Branded masks, sanitizer the new corporate swag

- JENA MCGREGOR

NEW YORK Nasdaq ordered 1,800 masks with its logo and the phrase “NasdaqStro­ng” for when employees return to the office. A team at the software firm Atlassian ordered gift packages for workers that included a mask with a product logo alongside a chocolate bar, a pen and other goodies. The insurance tech startup Lemonade ordered masks branded with its new ticker symbol for executives to wear when they ring the bell for their IPO, according to a supplier.

As some businesses reopen and others try to stay in touch with employees working from home, companies are opting for coronaviru­s-related corporate swag — branded sanitizer bottles, “clean key” tools for pressing elevator buttons and, above all, masks — joining the tote bags, travel mugs and USB flash drives that have long defined company giveaways.

“It feels like 70 per cent of our orders has a mask in it,” said Michael Martocci, founder and chief executive of SwagUp, despite not prominentl­y promoting masks on his site. “Everybody wants it.” (Lemonade, citing “quiet period” rules preceding an IPO, declined to comment.)

Some companies are selling face coverings with brands, distinctiv­e colours or catchphras­es directly to consumers, and some offer them to front-line employees in service jobs. A startup called Meekara, which offers a line of tailored masks that can be adorned with a corporate logo, said it is in discussion­s with a major airline to produce branded masks for its premium-class passengers and ground crew.

“The mask could become the new fleece vest,” said Susan Scafidi, academic director of Fordham University’s Fashion Law Institute, referring to the popular Silicon Valley fashion staple.

Masks have become politicize­d with U.S. President Donald Trump’s refusal to wear one in public or urge their use.

However, public polling shows wide support for wearing masks: A Pew Research survey of Americans from mid-June found that more than 70 per cent believe people should wear face coverings most or all of the time in public places, and a recent Fox News poll found that 80 per cent hold a favourable view of mask-wearers.

Yet for businesses, offering branded sanitizer or wearable swag related to a pandemic carries more sensitivit­ies than a logo-emblazoned golf shirt or baseball cap.

Scafidi warned that companies could be seen as “exploiting the pandemic by using the space on the face as additional corporate branding.”

Some employers may be wary of commercial­izing a health crisis by adding logos to masks. “It is frankly a weird product to sell — masks. You go to swag for fun,” while masks are for safety, said Jeremy Parker, co-founder of Swag. com, which is donating 10 masks for every 100 it sells.

Parker said only about 10 per cent of their mask orders include a corporate logo, while an additional 30 per cent are ordered with a phrase or saying of some kind.

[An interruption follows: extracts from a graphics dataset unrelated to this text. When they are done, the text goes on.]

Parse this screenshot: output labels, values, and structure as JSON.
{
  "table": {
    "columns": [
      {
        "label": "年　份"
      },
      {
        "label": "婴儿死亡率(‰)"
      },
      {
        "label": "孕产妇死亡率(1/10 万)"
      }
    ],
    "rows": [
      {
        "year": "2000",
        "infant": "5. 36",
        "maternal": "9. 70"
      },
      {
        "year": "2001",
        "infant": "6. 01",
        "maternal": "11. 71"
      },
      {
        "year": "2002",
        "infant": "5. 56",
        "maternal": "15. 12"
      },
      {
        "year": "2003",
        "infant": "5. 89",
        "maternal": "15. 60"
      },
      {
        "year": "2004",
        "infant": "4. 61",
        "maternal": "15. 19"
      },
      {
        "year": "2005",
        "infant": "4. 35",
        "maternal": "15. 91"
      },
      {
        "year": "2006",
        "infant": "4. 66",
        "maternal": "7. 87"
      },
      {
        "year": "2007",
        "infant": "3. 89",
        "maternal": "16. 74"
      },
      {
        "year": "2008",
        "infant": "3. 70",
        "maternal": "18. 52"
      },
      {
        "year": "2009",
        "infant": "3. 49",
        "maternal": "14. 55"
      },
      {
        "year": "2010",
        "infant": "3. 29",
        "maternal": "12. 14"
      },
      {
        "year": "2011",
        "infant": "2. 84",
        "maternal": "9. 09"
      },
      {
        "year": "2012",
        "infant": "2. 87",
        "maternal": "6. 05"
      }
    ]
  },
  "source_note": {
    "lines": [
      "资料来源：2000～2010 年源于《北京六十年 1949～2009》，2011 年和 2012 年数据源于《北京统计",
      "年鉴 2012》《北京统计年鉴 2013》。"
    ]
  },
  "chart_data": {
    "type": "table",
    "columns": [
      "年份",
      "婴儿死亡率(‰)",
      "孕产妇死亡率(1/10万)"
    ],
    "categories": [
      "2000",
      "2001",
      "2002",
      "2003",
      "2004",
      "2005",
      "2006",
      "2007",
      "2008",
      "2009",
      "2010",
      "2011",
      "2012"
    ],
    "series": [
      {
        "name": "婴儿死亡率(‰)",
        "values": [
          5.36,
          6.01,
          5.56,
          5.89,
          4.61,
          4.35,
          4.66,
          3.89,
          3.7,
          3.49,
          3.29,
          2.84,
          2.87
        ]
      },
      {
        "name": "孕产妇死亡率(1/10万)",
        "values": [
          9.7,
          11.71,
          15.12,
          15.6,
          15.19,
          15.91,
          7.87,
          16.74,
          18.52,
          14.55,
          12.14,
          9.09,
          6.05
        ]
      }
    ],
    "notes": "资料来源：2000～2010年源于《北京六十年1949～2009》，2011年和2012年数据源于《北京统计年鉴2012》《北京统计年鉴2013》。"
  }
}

But others say they’ve seen a noticeable increase in demand for masks with sports team insignia, Disney characters, apparel brands and political campaign logos.

A month ago, said Leo Friedman, chief executive of the promotiona­l products site iPromo, “it was all about the medical masks; today almost 75 per cent of our orders are for branded,” he said, noting that most are being ordered with a smaller logo on the side of the mask, in muted or single colours rather than being splashed across the front.

“You don’t want to be a walking billboard on the face.”

Companies in the promotiona­l-products industry have had to pivot quickly after sales for trade show tchotchkes collapsed and swag for employee training offsites and new-hire welcome kits slowed.